A recent WBUR article detailed the space’s “range of state-of-the-art equipment,” which includes a 16 foot wide, high definition screen, robotic cameras and lighting and large windows that permit pedestrians walking past to see the pneumatic stage.

This equipment will allow WBUR to facilitate dialogue and live-person analysis on subjects such as politics, the environment, life sciences, education and arts and culture, according to the article, and serve 30,000 people per year with 200 events.

Macdonald said one of the goals of CitySpace is to bring people from around the Boston area together by working with several schools, especially BU.

“We have a partnership with BU’s Questrom Business School and Harvard’s business school about how businesses need to step up in the age of climate change and change policy and come up with solutions,” Macdonald said.

Although CitySpace does not officially open to the public until February, Macdonald said WBUR has big plans for the new venue, including a children’s podcast festival and an appearance by Margaret Atwood, author of “The Handmaid’s Tale.”

Hadley Hopkins, a junior in the College of Communication, said she was proud of WBUR’s roots.

“I think that’s really cool that they are returning to where it was founded,” Hopkins said. “And I can see this being a great opportunity for COM students.”

COM junior Sachi Dulai said the space could have an especially beneficial impact on specific COM majors.

“I definitely think that there could be cool internships, maybe more so specifically for film and TV students and possibly journalism,” Dulai said. “The close proximity to campus would make it easier for COM students to integrate internships more into their schedules.”

CitySpace will be open during the spring semester and the summer, Macdonald said, and will hire interns and volunteers.

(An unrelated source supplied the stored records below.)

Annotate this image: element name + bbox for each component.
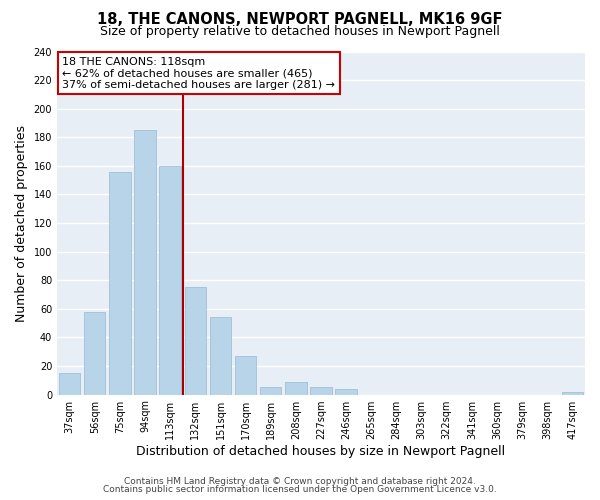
Bar [310, 388, 332, 394]
Bar [109, 172, 131, 394]
Bar [210, 318, 231, 394]
Bar [185, 288, 206, 395]
Bar [134, 130, 156, 394]
Text: 18 THE CANONS: 118sqm
← 62% of detached houses are smaller (465)
37% of semi-det: 18 THE CANONS: 118sqm ← 62% of detached … [62, 56, 335, 90]
Text: Contains HM Land Registry data © Crown copyright and database right 2024.: Contains HM Land Registry data © Crown c… [124, 477, 476, 486]
X-axis label: Distribution of detached houses by size in Newport Pagnell: Distribution of detached houses by size … [136, 444, 506, 458]
Bar [562, 392, 583, 394]
Bar [84, 312, 106, 394]
Text: Contains public sector information licensed under the Open Government Licence v3: Contains public sector information licen… [103, 485, 497, 494]
Bar [59, 373, 80, 394]
Bar [335, 389, 357, 394]
Text: 18, THE CANONS, NEWPORT PAGNELL, MK16 9GF: 18, THE CANONS, NEWPORT PAGNELL, MK16 9G… [97, 12, 503, 28]
Bar [160, 166, 181, 394]
Bar [285, 382, 307, 394]
Bar [260, 388, 281, 394]
Text: Size of property relative to detached houses in Newport Pagnell: Size of property relative to detached ho… [100, 25, 500, 38]
Y-axis label: Number of detached properties: Number of detached properties [15, 124, 28, 322]
Bar [235, 356, 256, 395]
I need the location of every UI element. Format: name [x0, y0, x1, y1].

Both interns and volunteers are invited to help program their website or share any ideas they have for WBUR, she said.

Macdonald said CitySpace plans on taking advantage of such student interest by hosting events geared toward journalism.

“As a matter of fact, one of the first things we are doing before we open to the public is something called The Next Edition, which is a college student journalism conference,” Macdonald said. “It’s journalism students from BU, Emerson, Tufts and Harvard.”

 

CORRECTION: A previous version of this article misspelt the Emerson as Emmerson. It also mislabeled the Wednesday debut as being on Sunday.  An updated version reflects this correction.